5. The Bill Spends Billions Wastefully
One does not have to search for long to find examples of wasteful spending in the bill. Congress plans to spend $31 million to finish construction on the Capitol Visitor Center. Much of the spending in the bill could be used more efficiently by the private sector to achieve the same goals. Agricultural research, for instance, receives $1.1 billion, but private sector agricultural businesses already spend billions on research. $30.3 billion is marked for the National Institutes of Health for research on deadly diseases, but private sector medicine already spends billions and would presumably spend more if their taxes were lower.
6. The Omnibus Gives Taxpayer Money to ACORN and other Special Interest Groups
The omnibus legislation gives $245 million for “Housing Counseling” to be administered through the Department of Housing and Urban Development. Previously these funds ended up in the hands of ACORN, an activist group convicted of vote fraud and spearheading a campaign to trespass on and take over foreclosed properties. That money comes on top of what ACORN and other groups that helped to elect the President are already receiving from the stimulus bill.
7. Combined with Stimulus Spending, 9 Major Federal Agencies are Averaging a Budget Increase of 80 Percent this Year!
Real GDP grew at 2.2 percent last year in this country. This bill represents an 8 percent spending increase over last year’s amount on the same government agencies. That puts government growth just in this bill at over 3 times the growth rate of the economy. Government must be stopped before it grows so large that it stifles out all economic growth.

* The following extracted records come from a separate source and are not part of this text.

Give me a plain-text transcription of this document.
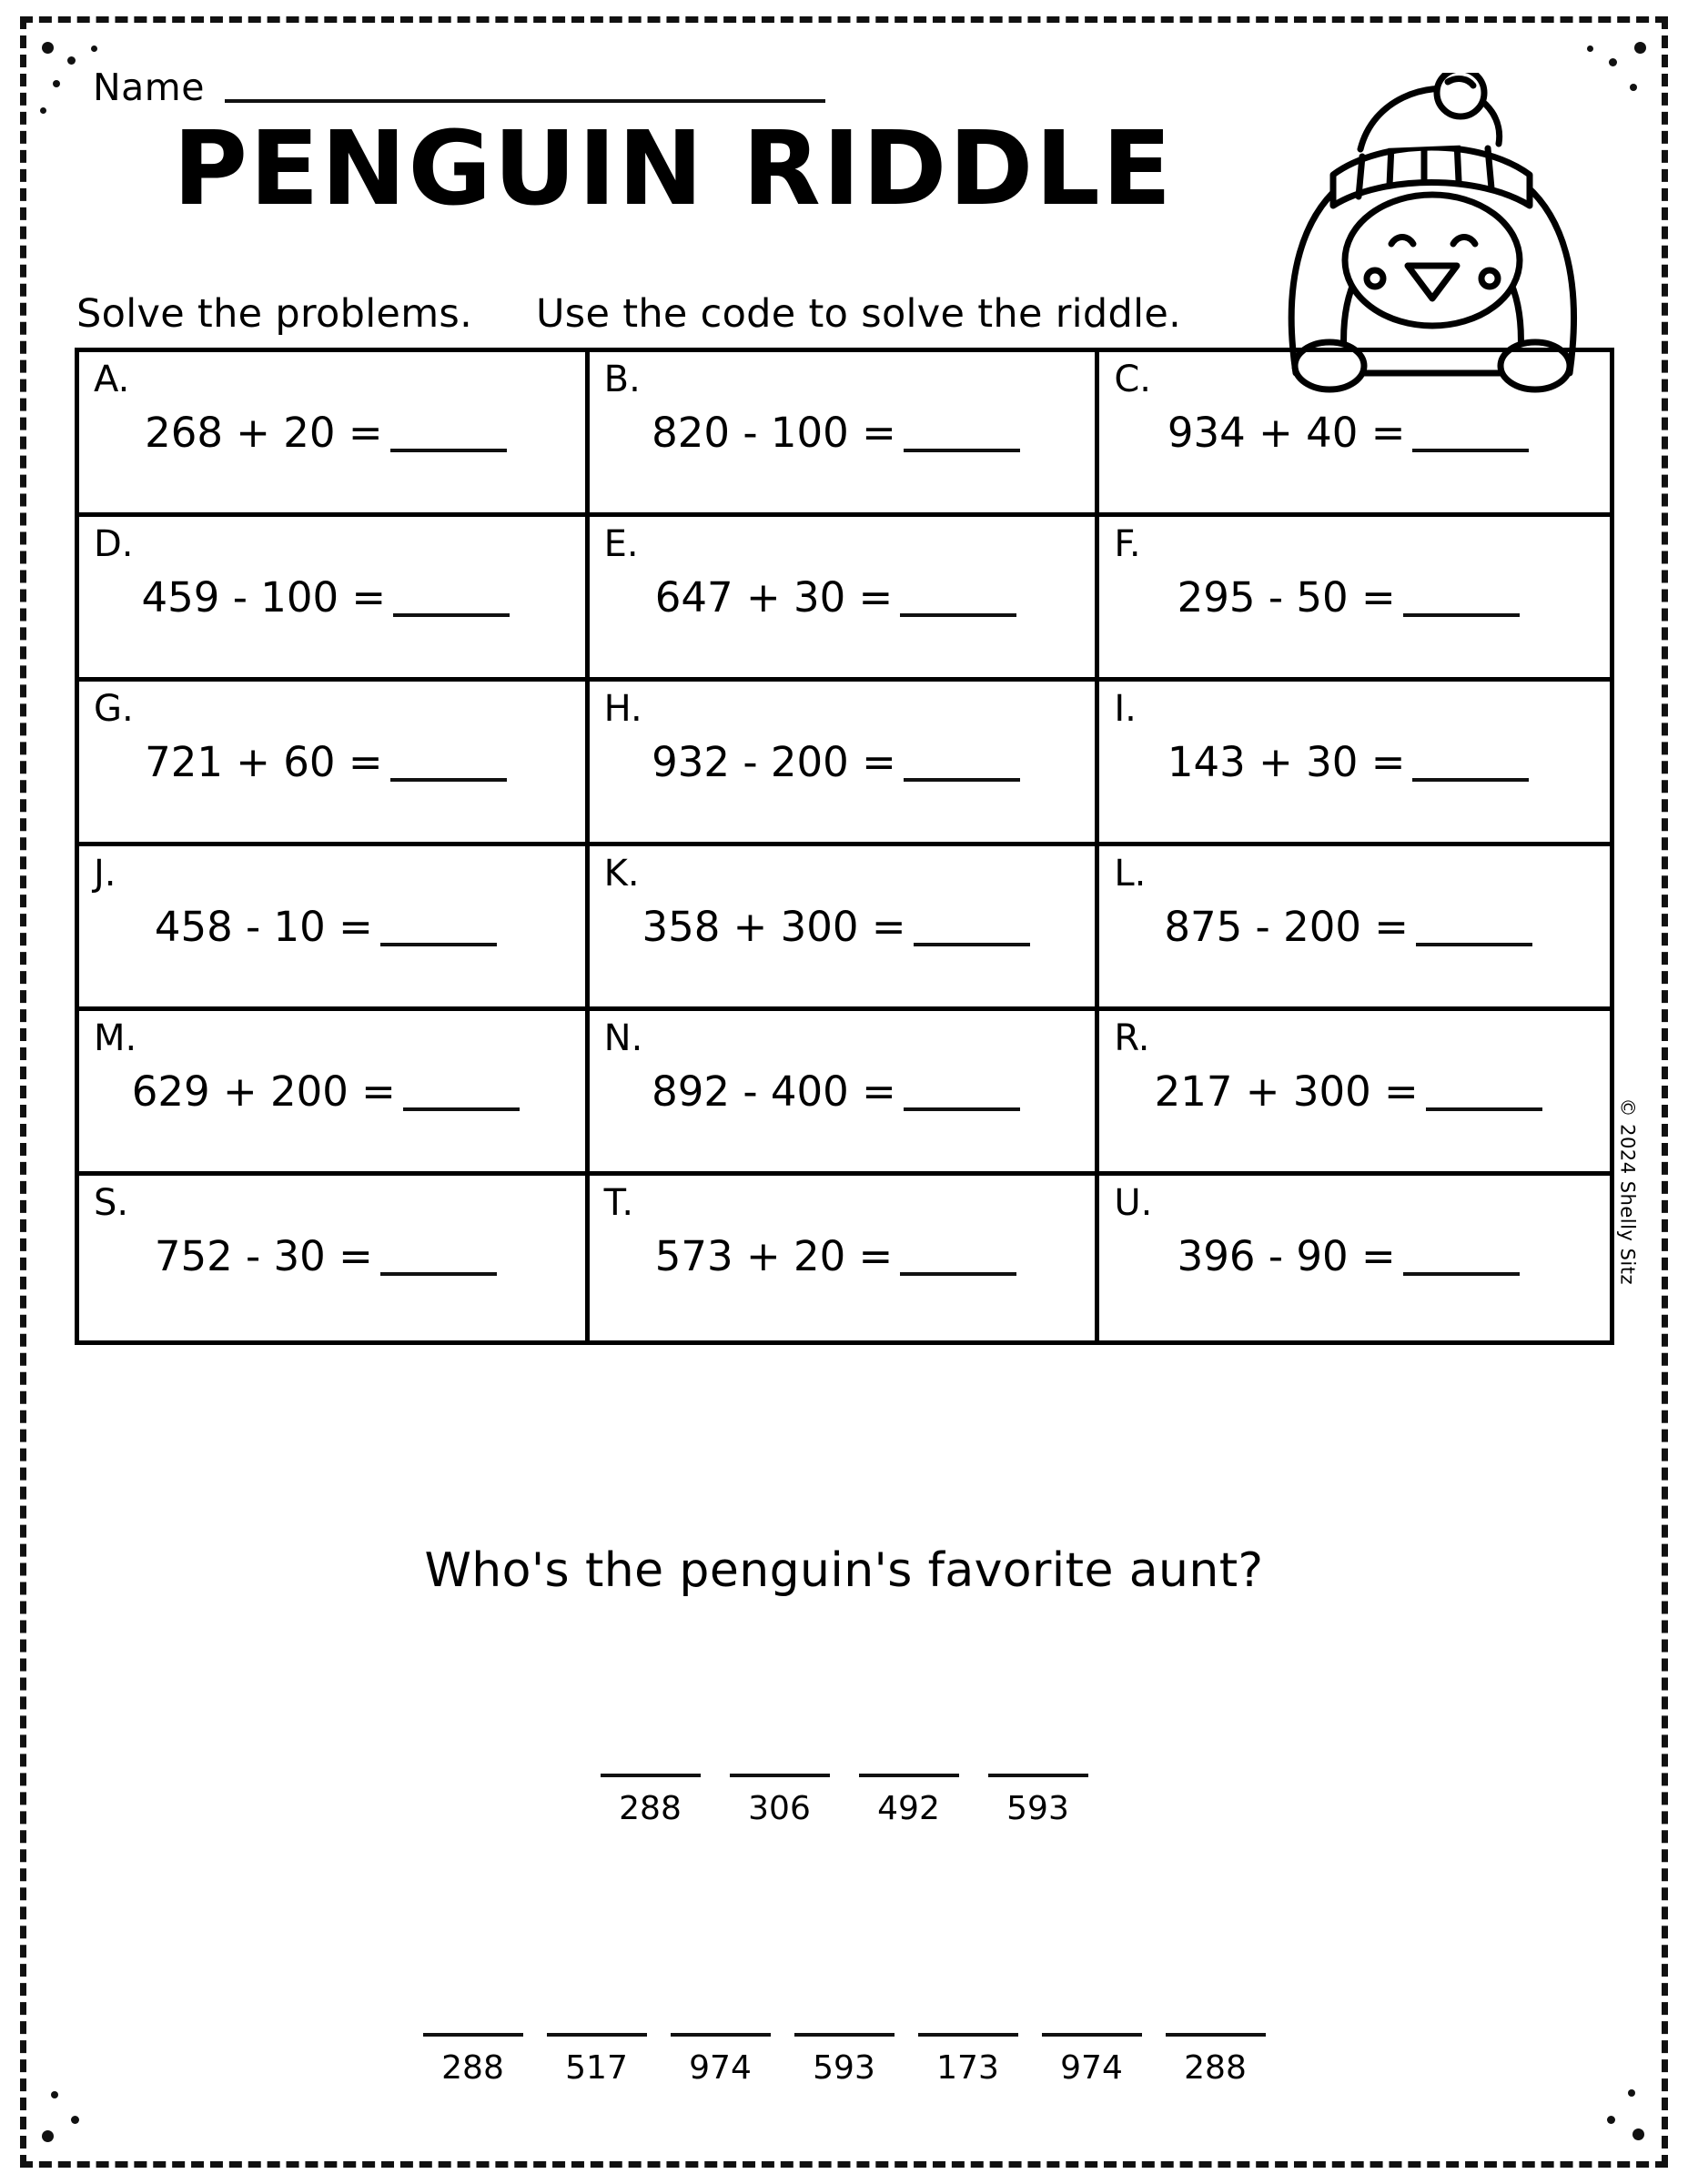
Name
PENGUIN RIDDLE
Solve the problems. Use the code to solve the riddle.
A.
268 + 20 =
B.
820 - 100 =
C.
934 + 40 =
D.
459 - 100 =
E.
647 + 30 =
F.
295 - 50 =
G.
721 + 60 =
H.
932 - 200 =
I.
143 + 30 =
J.
458 - 10 =
K.
358 + 300 =
L.
875 - 200 =
M.
629 + 200 =
N.
892 - 400 =
R.
217 + 300 =
S.
752 - 30 =
T.
573 + 20 =
U.
396 - 90 =	© 2024 Shelly Sitz
Who's the penguin's favorite aunt?
288 306 492 593
288 517 974 593 173 974 288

When the money from the stimulus is added to spending from omnibus, the agencies that receive funding from both are receiving on average 80 percent more than last year. Are you getting 80 percent more out of those government programs?
8. Central Planning Does not Work
If centrally planned government spending on a grand scale produced economic growth, the Soviet Union would have won the Cold War. If government spending on a grand scale produced economic growth we would be in the middle of the Bush Boom right now. It doesn’t. Working, saving, and investing leads to economic output and increases in productivity lead to growth. Government should step out of the way, lower taxes, and allow many of these services to be provided by the private market. That would give consumers more choices, taxpayers could keep more of what they earn, and we would all end up better off.
Building up the national debt and taxing productive members of our society will not lead to prosperity. Government should cut back massively on spending now before it’s too late.
9. It Funds More Damaging Agriculture Subsidies
$20.5 billion of the money is going to Agriculture, Rural Development, Food and Drug Administration Appropriations. Reason.tv has a great video on farm subsidies. The subsidies make poor people in other countries worse off and primarily go to big agri-business anyway. Cotton subsidies alone cost American taxpayers over $2 billion a year.
President Obama in his address to the join session of Congress said his next budget will, “end direct payments to large agribusinesses.” Congress should do so starting with this budget.
10. Government is Too Big Already
FreedomWorks chairman and former economics professor, Dick Armey, has developed a theory on the effects of government growth on economic growth. The “Armey Curve” explains the negative burden government has on prosperity. The idea, borrowing from Arthur Laffer’s curve (which demonstrates that tax revenues fall when the tax burden gets so high that it no longer pays to work), is that at some point the burden of government spending exceeds the private economy’s ability to carry it. More spending often does more harm than good, because it takes more money out of the system than it creates and thereby destroys jobs and leads to stagnation and diminished prosperity for all.